A ciência fala em termos secos. Fatos frios. Definições nítidas. Mas tente realmente sentir o que eles estão falando e as palavras começarão a tremer.
Pegue um buraco negro. Não é o nome legal. A coisa em si.
Uma região do espaço. A gravidade aqui não apenas puxa. Isso escraviza. Nada sai. Não importa. Sem luz. Você entra e o universo esquece que você existiu.
Depois, há o disco. Plano. Redondo. Afinar. No espaço, geralmente é uma confusão rotativa de gás e poeira. Os ingredientes crus para os planetas. Ou a espinha dorsal de uma galáxia espiral. Ele gira. Isso agita.
Qualquer coisa que aconteça dentro do horizonte de eventos. é invisível.
Essa frase confunde as pessoas. O horizonte de eventos não é um muro. Não é feito de aço ou plasma. É imaginário. Uma fronteira matemática desenhada em torno do buraco negro. Quanto mais pesado o buraco negro, maior será a esfera invisível. Depois de atravessá-lo, a gravidade vence tão completamente que até mesmo a luz — que se esforça para fugir — é arrastada de volta. Em circunstâncias normais. Sempre. Algumas teorias da física sugerem que pequenos pedaços de radiação podem escapar. Raramente. Como enganar a morte por um milímetro.

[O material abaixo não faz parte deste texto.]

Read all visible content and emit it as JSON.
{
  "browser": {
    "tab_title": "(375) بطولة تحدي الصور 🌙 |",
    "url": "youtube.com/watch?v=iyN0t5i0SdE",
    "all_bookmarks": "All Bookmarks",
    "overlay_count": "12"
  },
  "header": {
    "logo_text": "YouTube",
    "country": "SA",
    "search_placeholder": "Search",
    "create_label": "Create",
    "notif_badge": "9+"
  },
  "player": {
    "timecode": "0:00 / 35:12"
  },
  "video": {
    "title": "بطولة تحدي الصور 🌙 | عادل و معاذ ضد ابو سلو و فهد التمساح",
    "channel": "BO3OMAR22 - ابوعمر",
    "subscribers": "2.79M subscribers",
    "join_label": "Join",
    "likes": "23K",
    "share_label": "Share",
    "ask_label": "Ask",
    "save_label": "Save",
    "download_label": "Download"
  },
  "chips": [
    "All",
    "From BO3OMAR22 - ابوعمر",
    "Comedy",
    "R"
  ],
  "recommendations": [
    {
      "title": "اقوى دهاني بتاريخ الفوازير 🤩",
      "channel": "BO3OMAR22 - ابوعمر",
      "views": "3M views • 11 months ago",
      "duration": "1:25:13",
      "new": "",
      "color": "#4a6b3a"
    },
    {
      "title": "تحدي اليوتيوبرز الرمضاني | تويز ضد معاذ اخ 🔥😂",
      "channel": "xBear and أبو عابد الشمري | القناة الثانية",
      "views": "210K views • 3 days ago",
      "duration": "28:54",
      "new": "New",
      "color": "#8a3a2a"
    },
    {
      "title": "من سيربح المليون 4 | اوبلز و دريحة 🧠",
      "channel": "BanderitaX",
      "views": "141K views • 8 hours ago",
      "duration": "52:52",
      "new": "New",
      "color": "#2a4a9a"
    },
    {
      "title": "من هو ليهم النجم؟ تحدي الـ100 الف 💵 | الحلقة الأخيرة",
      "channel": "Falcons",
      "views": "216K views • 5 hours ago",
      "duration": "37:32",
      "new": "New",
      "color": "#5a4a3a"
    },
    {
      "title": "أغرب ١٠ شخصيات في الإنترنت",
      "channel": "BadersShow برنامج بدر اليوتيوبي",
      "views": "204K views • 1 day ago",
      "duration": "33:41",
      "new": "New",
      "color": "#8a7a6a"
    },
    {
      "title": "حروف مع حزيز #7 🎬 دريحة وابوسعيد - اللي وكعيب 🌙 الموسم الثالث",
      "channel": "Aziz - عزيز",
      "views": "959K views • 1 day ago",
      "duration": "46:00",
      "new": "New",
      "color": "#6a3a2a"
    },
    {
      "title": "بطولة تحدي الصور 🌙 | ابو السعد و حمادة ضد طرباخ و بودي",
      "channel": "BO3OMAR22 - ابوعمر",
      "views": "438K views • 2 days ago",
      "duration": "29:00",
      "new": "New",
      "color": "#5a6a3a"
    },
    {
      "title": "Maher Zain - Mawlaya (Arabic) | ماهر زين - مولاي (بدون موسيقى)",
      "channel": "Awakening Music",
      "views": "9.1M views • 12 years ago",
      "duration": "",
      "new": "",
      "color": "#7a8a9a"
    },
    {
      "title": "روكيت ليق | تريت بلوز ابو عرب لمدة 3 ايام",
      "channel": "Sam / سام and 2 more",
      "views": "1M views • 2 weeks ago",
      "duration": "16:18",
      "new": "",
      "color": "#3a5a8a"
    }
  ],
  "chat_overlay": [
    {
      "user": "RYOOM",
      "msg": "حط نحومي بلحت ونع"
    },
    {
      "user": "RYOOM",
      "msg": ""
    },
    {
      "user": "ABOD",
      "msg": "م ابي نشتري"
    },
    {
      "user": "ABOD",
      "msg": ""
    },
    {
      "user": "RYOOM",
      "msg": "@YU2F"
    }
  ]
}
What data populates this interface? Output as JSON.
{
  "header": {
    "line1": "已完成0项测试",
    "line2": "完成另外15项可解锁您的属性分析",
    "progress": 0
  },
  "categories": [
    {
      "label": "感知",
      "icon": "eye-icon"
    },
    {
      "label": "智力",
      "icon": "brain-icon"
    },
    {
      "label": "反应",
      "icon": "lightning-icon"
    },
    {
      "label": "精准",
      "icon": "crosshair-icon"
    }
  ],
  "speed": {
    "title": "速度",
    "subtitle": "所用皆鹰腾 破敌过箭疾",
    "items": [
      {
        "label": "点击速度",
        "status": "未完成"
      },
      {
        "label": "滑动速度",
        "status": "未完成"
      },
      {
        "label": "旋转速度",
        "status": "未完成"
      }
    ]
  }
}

Galáxias? Enorme. Caótico. Grupos de estrelas mantidas unidas pela gravidade e por algo mais escuro. Matéria escura. Invisível. Misterioso. Apenas segurando tudo no lugar enquanto ele gira. A Via Láctea está repleta de mais de 100 bilhões de estrelas e mal dá para tentar. Galáxias escuras? Talvez alguns milhares de estrelas. Eles também têm gás e poeira. Novas estrelas se formam no escuro. Constantemente.
A gravidade é simples em teoria. Atraente. Puxa a massa em direção à massa. Mais massa significa mais tração. É a razão pela qual você permanece na Terra e as estrelas queimam. É também por isso que você nunca mais volta daquela esfera de linhas invisíveis.
Informação. Não dados. Os dados são apenas números em uma página. A informação é o significado por trás dela. As tendências. Os fatos que você aprende depois de estudar a poeira e a luz.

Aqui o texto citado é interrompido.